IBM unwraps storage system for faster analytics

The GPFS-based storage architecture, developed by IBM's labs in Almaden, is designed for distributing large data applications that run on multiple hardware systems

IBM has revealed details of a new storage architecture that promises to speed up the processing of business analytics in large datacentres and cloud environments.

The company spoke about its General Parallel File System-Shared Nothing Cluster (GPFS-SNC) at the Supercomputing 2010 conference in New Orleans on Friday. The system is twice as fast at processing business analytics as a Hadoop Distributed File System (HDFS) cluster, according to IBM's own internal testing.
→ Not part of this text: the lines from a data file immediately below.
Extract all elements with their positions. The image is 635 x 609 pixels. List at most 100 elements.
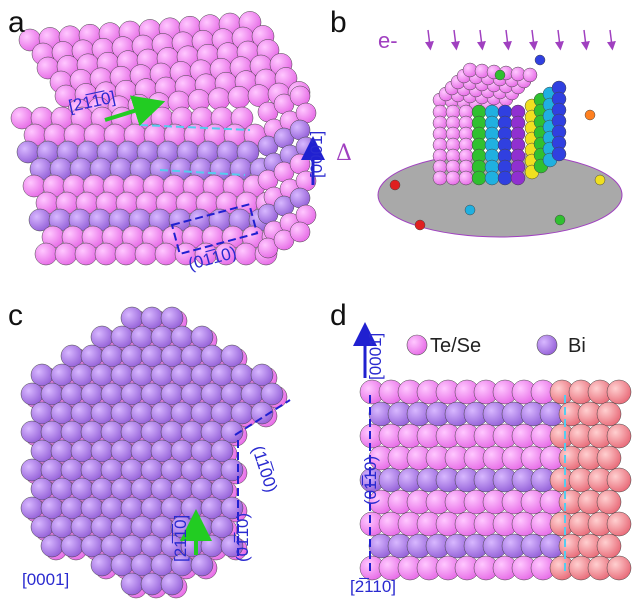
- direction-label: [0001]: [22, 570, 69, 589]
- atom: [151, 364, 173, 386]
- atom: [151, 554, 173, 576]
- atom: [221, 383, 243, 405]
- atom: [31, 402, 53, 424]
- atom: [151, 440, 173, 462]
- plane-label: (01̅10): [361, 456, 380, 505]
- atom: [607, 468, 631, 492]
- atom: [91, 516, 113, 538]
- atom: [221, 345, 243, 367]
- atom: [131, 554, 153, 576]
- atom: [115, 243, 137, 265]
- atom: [51, 478, 73, 500]
- atom: [155, 243, 177, 265]
- atom: [51, 440, 73, 462]
- panel-label: c: [8, 299, 23, 332]
- atom: [181, 345, 203, 367]
- atom: [141, 383, 163, 405]
- atom: [597, 490, 621, 514]
- panel-label: d: [330, 299, 347, 332]
- atom: [161, 345, 183, 367]
- atom: [597, 402, 621, 426]
- atom: [208, 88, 230, 110]
- atom: [41, 459, 63, 481]
- atom: [221, 459, 243, 481]
- atom: [51, 516, 73, 538]
- atom: [607, 512, 631, 536]
- atom: [101, 497, 123, 519]
- atom: [61, 383, 83, 405]
- atom: [201, 383, 223, 405]
- electron-arrow: [454, 30, 456, 46]
- atom: [61, 459, 83, 481]
- atom: [75, 243, 97, 265]
- atom: [161, 383, 183, 405]
- atom: [135, 243, 157, 265]
- atom: [121, 307, 143, 329]
- atom: [171, 364, 193, 386]
- atom: [55, 243, 77, 265]
- atom: [21, 421, 43, 443]
- atom: [131, 440, 153, 462]
- atom: [290, 222, 310, 242]
- atom: [141, 345, 163, 367]
- atom: [31, 478, 53, 500]
- atom: [191, 402, 213, 424]
- atom: [261, 383, 283, 405]
- direction-label: [21̅1̅0]: [171, 515, 190, 562]
- electron-arrow: [558, 30, 560, 46]
- atom: [181, 421, 203, 443]
- atom: [141, 307, 163, 329]
- atom: [597, 534, 621, 558]
- atom: [523, 68, 537, 82]
- atom: [121, 535, 143, 557]
- atom: [433, 171, 447, 185]
- atom: [95, 243, 117, 265]
- atom: [151, 516, 173, 538]
- atom: [390, 180, 400, 190]
- atom: [41, 535, 63, 557]
- atom: [607, 556, 631, 580]
- atom: [91, 478, 113, 500]
- atom: [151, 478, 173, 500]
- atom: [459, 171, 473, 185]
- atom: [201, 459, 223, 481]
- atom: [181, 459, 203, 481]
- atom: [101, 421, 123, 443]
- atom: [81, 459, 103, 481]
- atom: [555, 215, 565, 225]
- atom: [511, 171, 525, 185]
- atom: [91, 402, 113, 424]
- atom: [161, 459, 183, 481]
- panel-label: b: [330, 6, 347, 39]
- atom: [71, 402, 93, 424]
- atom: [201, 497, 223, 519]
- atom: [141, 535, 163, 557]
- atom: [71, 364, 93, 386]
- atom: [81, 497, 103, 519]
- atom: [41, 383, 63, 405]
- legend-swatch: [537, 335, 557, 355]
- atom: [121, 421, 143, 443]
- atom: [101, 535, 123, 557]
- figure: a [21̅1̅0] [0001] (01̅10) b e- Δ c (11̅0…: [0, 0, 635, 609]
- atom: [597, 446, 621, 470]
- atom: [472, 171, 486, 185]
- atom: [211, 478, 233, 500]
- atom: [211, 364, 233, 386]
- atom: [251, 364, 273, 386]
- atom: [121, 497, 143, 519]
- atom: [111, 402, 133, 424]
- electron-arrow: [506, 30, 508, 46]
- atom: [191, 554, 213, 576]
- atom: [161, 421, 183, 443]
- atom: [201, 421, 223, 443]
- plane-label: (11̅00): [248, 443, 281, 494]
- direction-label: [0001]: [307, 131, 326, 178]
- atom: [191, 326, 213, 348]
- legend-label: Bi: [568, 335, 586, 357]
- electron-arrow: [532, 30, 534, 46]
- atom: [61, 421, 83, 443]
- atom: [51, 364, 73, 386]
- atom: [607, 424, 631, 448]
- atom: [131, 364, 153, 386]
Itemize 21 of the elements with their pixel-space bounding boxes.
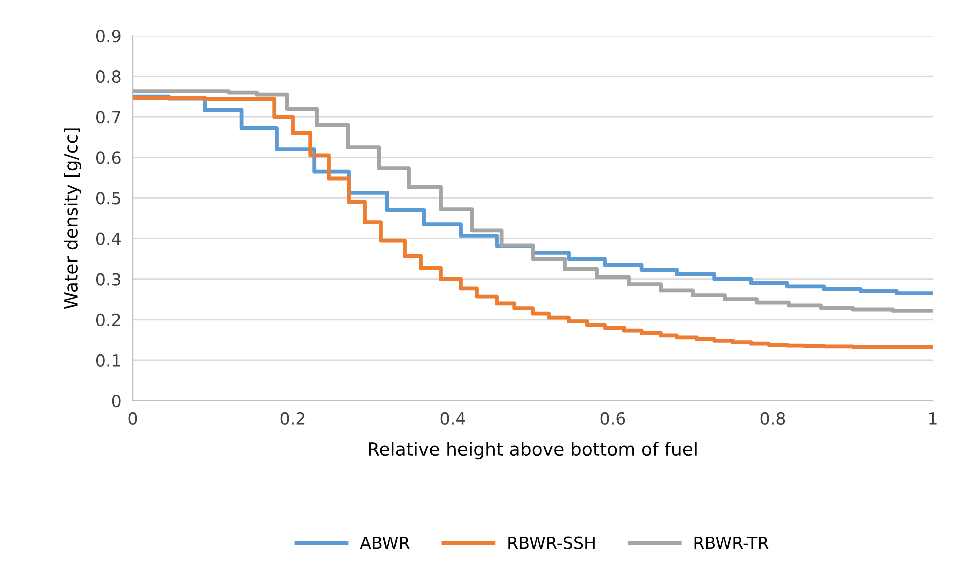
y-tick-label: 0.9 [96,30,121,43]
y-tick-label: 0.2 [96,314,120,326]
y-tick-label: 0.8 [96,70,121,84]
x-tick-label: 0 [128,412,138,426]
x-tick-label: 0.4 [440,412,466,426]
y-tick-label: 0.4 [96,232,121,246]
legend-label: RBWR-TR [694,536,769,550]
y-tick-label: 0.5 [96,192,120,205]
x-axis-title: Relative height above bottom of fuel [369,442,697,460]
y-tick-label: 0.1 [96,354,120,368]
x-tick-label: 1 [930,412,937,425]
y-axis-title: Water density [g/cc] [64,128,82,310]
y-tick-label: 0.3 [96,273,121,286]
x-tick-label: 0.2 [280,412,305,426]
y-tick-label: 0.6 [96,152,121,164]
y-tick-label: 0 [112,394,121,408]
legend-label: ABWR [360,536,410,550]
x-tick-label: 0.6 [600,412,626,426]
legend-label: RBWR-SSH [508,536,595,550]
y-tick-label: 0.7 [96,111,120,124]
x-tick-label: 0.8 [760,412,786,426]
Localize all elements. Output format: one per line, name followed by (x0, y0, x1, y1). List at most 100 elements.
"Running analytics applications on extremely large data sets is becoming increasingly important, but organisations can only continue to increase the size of their storage facilities so much... this new architecture will shave hours off of complex computations without requiring heavy infrastructure investment," IBM said in a statement.

The GPFS-SNC is an expansion to the company's General Parallel File System (GPFS), which sits inside four of its products including IBM High Performance Computing Systems, IBM Information Archive, IBM Smart Business Compute Cloud and IBM Scale-Out Network Attached Storage (Sonas).

GPFS-SNC was developed at IBM Labs in Almaden, California. It uses clusters, dynamic file system management and data replication techniques to boost analytics capabilities. It is a parallel system based around a distributed computing architecture. This means that tasks are handled by different 'self-sufficient' individual nodes, or computers, which allow large tasks to be split into subtasks and run in parallel, IBM said.

The file system could benefit organisations with large amounts of business intelligence data to churn through, such as financial firms, web-only businesses and companies involved in the display of digital media, according to IBM. This is because "the design provides a common file system and namespace across disparate computing platforms, streamlining the process and reducing disk space", the manufacturer said.

The work done by IBM Labs on GPFS-SNC could "enable future expansion" into big data analytics for IBM's core GPFS-dependent products, such as IBM Smart Business Compute Cloud, the company added.